Si bien la imagen de Carrère es hermosa, para mí los archivos judiciales no son un bloque de mármol mudo, quieto y silencioso. Por el contrario, me resultan inquietantemente vivos y locuaces. Un sumario es una polifonía de voces, la suma de todas las voces. Y, especialmente en el caso de los que registran violaciones a los Derechos Humanos, son las voces de aquellos que han sido vilmente silenciados.
Frente a ese archivo judicial donde todo se suma, está la novela, donde la economía del lenguaje, o la pulcritud de una estructura, te obliga a restar. En la novela siempre hay que elegir. Por mucho que se usen múltiples narradores o varios puntos de vista, hay que terminar eligiendo las voces que van a hablar y las miradas a través de las cuales veremos el mundo.
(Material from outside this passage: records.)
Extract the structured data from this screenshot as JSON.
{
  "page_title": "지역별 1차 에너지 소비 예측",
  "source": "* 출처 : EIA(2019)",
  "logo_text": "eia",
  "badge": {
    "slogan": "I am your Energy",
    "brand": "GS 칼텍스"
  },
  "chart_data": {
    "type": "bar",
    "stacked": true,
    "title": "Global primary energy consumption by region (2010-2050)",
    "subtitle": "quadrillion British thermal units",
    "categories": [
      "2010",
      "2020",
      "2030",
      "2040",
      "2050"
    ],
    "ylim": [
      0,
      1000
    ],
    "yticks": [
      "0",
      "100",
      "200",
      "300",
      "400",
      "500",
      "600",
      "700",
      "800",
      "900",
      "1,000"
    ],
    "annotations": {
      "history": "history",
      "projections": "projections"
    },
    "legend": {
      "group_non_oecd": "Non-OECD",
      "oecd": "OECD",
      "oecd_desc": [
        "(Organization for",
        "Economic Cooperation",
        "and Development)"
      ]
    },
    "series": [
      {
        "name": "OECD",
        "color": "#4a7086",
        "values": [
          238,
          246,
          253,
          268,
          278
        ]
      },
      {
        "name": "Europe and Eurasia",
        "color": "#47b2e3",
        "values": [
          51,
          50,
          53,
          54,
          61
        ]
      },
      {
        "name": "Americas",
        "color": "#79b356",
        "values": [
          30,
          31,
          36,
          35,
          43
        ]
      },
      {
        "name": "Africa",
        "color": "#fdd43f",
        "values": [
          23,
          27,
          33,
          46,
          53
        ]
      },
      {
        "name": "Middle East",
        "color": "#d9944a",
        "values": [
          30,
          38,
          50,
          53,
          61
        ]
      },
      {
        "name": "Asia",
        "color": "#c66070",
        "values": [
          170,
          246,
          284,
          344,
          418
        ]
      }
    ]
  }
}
Hay que seleccionar, funcionar más como el conductor de una sinfonía que como el compilador de una polifonía. Y ese trabajo puede resultar extremadamente complicado. ¿Qué dejar fuera? ¿Qué dejar dentro? ¿Con qué criterios? ¿Qué es lo esencial a fin de cuentas? ¿Cuáles voces son las que permitirán contar mejor esa historia? ¿A qué memoria seremos fieles? ¿Cuáles memorias rescataremos?
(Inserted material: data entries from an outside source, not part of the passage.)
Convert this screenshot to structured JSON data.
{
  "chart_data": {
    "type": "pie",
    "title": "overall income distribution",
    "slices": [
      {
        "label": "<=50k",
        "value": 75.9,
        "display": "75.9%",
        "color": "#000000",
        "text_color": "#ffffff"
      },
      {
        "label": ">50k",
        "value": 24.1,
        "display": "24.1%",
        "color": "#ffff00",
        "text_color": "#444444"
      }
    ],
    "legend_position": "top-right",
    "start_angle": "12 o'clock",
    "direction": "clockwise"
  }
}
En una sola novela no caben todas las voces que habitan un sumario. Pero tal vez la polifonía se encuentre en el conjunto de novelas que se han escrito y se siguen escribiendo, tantos años después, sobre nuestro pasado reciente, esas novelas que alertan sobre la impunidad y que reconstruyen nuestra memoria colectiva, nuestra posmemoria, que sacan a la luz las voces que en su momento fueron silenciadas por la dictadura. La memoria de un país, finalmente, debería intentar recordar la voz de aquellos que no tuvieron voz, otorgarles el peso y el volumen que merecen.